Depuis 1998, la chaîne Fox avait conclu – pour renouveler ses fictions – un accord avec la compagnie New Regency Productions, dirigée par Arnon Milchan. Richissime producteur d’Hollywood (The Medusa Touch, Brazil, JFK, Fight Club), cet Israélo-Monégasque francophile et francophone, proche de Shimon Peres, est également un ancien trafiquant d’armes et un (ex ?) agent secret au service de la force nucléaire de l’État hébreu. De même que Rupert Murdoch, propriétaire ultra-sioniste du groupe Fox, et Ronald Lauder, responsable de la privatisation du World Trade Center, Arnon Milchan figure parmi les donateurs des campagnes électorales de Benyamin Netanyahu.

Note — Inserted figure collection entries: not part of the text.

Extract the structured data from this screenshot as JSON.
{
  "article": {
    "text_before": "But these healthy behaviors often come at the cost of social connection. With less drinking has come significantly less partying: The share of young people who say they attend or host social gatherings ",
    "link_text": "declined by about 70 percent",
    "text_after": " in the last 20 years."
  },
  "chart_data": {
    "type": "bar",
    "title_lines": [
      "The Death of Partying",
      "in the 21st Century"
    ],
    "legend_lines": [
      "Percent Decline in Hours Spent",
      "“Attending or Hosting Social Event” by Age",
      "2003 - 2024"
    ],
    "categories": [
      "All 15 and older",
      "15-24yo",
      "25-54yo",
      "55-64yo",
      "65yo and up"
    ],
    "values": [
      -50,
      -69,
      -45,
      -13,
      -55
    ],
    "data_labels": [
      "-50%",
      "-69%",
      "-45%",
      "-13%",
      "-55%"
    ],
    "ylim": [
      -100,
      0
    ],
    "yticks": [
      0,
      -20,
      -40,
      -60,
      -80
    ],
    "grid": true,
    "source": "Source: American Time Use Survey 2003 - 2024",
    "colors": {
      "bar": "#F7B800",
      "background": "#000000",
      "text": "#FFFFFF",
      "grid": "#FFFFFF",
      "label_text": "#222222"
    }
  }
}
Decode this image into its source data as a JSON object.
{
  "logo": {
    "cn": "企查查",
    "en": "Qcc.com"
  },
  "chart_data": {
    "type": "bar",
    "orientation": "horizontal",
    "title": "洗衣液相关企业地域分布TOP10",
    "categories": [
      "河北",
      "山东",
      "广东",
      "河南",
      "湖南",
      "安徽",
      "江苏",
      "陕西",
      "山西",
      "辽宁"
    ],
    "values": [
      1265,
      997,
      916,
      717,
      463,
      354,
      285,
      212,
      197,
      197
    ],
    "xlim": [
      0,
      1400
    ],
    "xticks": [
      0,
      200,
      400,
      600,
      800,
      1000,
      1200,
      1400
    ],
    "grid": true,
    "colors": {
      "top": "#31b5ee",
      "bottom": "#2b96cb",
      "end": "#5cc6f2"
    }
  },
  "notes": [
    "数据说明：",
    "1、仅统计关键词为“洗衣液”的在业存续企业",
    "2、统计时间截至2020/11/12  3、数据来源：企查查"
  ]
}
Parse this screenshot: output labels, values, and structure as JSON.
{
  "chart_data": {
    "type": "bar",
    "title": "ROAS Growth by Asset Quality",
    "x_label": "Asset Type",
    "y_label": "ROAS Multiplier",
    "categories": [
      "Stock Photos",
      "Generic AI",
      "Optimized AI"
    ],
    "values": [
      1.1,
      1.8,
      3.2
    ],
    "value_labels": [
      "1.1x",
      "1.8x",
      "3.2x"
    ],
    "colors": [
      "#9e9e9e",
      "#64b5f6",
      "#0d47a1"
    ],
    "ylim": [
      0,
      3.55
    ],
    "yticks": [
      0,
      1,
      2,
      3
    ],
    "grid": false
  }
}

Pour l'anecdote : Milchan collabore également avec Lauder (par ailleurs mécène –décoré par François Hollande– des services secrets israéliens) en tant que co-actionnaire d'une chaîne de télévision basée à Tel-Aviv. L'autre homme présent dans le capital du média se nomme Yossi Meiman, un ancien du Mossad devenu président du groupe Merhav (spécialisé dans les pipelines et grand bénéficiaire de la guerre d'Afghanistan).
Enfin, le documentaire (qui révèle, par ailleurs, que le célèbre réalisateur Sydney Pollack a facilité l'armement souterrain d'Israël) ne devrait pas s'intéresser à la participation de Milchan dans la production d'un film hautement politisé dénommé JFK. Réalisé en 1992 par Oliver Stone, cette oeuvre cinématographique appuie la thèse d'une conspiration impliquant la CIA, le vice-président Lyndon Johnson, la mafia et les anticastristes dans l'assassinat de Kennedy. Chose amusante : le film, d'une durée de 3 heures, passe en revue tous les pays/groupes/individus ayant nourri de l'hostilité envers le président américain. Tous sauf un: l'ex-Premier ministre d'Israël, David Ben Gourion, qui s'opposa violemment au refus de Kennedy de consolider l'armement nucléaire du jeune Etat hébreu. Trente ans après son assassinat, un film coproduit par un agent secret israélien a donc fait en sorte de détourner l'attention du grand public sur l'animosité viscérale et méconnue des faucons d'Israël à l'encontre de JFK. Une simple coïncidence, probablement.